As we’re all watching the table, I see an oyster sending sperm into the water. “That’s a male,” Alexander says, as an intern removes the oyster and puts it into a water-filled bucket. Next, I notice an oyster clapping its shell. “That’s a female—she’ll go in a separate bucket,” Alexander adds. She explains that the males and females are “allowed to continue their spawning, and when it’s all over they are removed, and the sperm- and egg-filled contents of each bucket are combined.” The spawned-out adult oysters are then returned to their cushy lives in the lab’s carefully controlled holding tables to be used again later.

Oyster larvae are then added to 10,000-gallon fiberglass tanks where they drift around in a soup of Choptank River water and a nutritious, lab-grown brew of green and brown algae that the larvae devour as they quickly grow. The feeding in the tanks is highly automated and precise, controlled from a multi-monitor computer workstation nearby.
After about two weeks, the oyster larvae develop a “foot” and begin crawling around looking for a place to cement themselves. “They’re called pedivelegers when they start pulling themselves around with that foot,” Alexander says. “That’s when we have to get them on a substrate, or they will start gluing themselves to the sides of the tank. They’re called ‘spat’ when they’ve glued themselves down. In the wild, they normally settle on another oyster shell. Here we have two substrates for them to use.”

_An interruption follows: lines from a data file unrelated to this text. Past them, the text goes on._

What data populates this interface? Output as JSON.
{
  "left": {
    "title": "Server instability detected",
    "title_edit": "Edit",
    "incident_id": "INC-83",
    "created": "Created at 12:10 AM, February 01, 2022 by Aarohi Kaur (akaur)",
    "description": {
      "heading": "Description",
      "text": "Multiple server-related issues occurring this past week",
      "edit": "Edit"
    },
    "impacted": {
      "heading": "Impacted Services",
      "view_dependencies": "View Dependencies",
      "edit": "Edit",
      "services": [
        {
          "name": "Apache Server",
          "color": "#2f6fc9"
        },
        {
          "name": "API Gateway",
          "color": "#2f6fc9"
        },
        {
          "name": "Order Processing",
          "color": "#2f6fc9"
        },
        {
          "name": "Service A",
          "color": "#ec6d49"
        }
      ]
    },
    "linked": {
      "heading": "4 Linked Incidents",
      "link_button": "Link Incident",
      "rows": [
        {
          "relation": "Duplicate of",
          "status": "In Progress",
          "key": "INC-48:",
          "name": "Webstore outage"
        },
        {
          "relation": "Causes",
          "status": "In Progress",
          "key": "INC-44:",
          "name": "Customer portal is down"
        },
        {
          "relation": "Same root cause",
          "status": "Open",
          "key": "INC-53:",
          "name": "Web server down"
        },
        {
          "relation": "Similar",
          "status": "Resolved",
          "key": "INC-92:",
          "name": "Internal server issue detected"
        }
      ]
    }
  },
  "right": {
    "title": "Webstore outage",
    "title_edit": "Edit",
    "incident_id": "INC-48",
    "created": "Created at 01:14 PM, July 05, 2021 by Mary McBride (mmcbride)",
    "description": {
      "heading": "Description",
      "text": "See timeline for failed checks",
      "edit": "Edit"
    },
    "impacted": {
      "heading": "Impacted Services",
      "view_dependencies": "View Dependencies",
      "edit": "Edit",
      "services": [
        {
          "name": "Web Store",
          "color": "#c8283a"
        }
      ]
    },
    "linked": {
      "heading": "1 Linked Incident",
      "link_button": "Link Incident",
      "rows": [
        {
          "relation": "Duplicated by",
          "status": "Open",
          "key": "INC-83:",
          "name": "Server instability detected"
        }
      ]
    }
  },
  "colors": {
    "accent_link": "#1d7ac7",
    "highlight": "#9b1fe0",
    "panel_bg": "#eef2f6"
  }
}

Some larval oysters are given microculture to settle on (normally finely ground oyster shell), while others are put in large tanks filled with whole, clean oyster shells. The oysters cultured on fine shell are often called seed oysters, while the ones that are settled on oyster shell are classified as “spat on shell.”
Spat on shell are often used in oyster restoration projects, while seed oysters, which resemble dark sand when they are small, are often sold to aquaculture (farming) outfits around the Chesapeake Bay. “In a good year, we can produce just under 2 billion oysters,” Alexander says. “Once the oyster is glued down, it’s there for good. It takes about three years for an oyster to fully develop
reproductively, growing about an inch a year, and they are often harvest size around that time, too.”
There’s much more to an oyster’s life than reproducing, and I guarantee you’ll thank me for not delving into the world of diploid, triploid and tetraploid oysters. Trust me. But maybe your next oyster slurp will be accompanied by a newfound appreciation for these crafty little mollusks. Pass the cocktail sauce while you’re at it.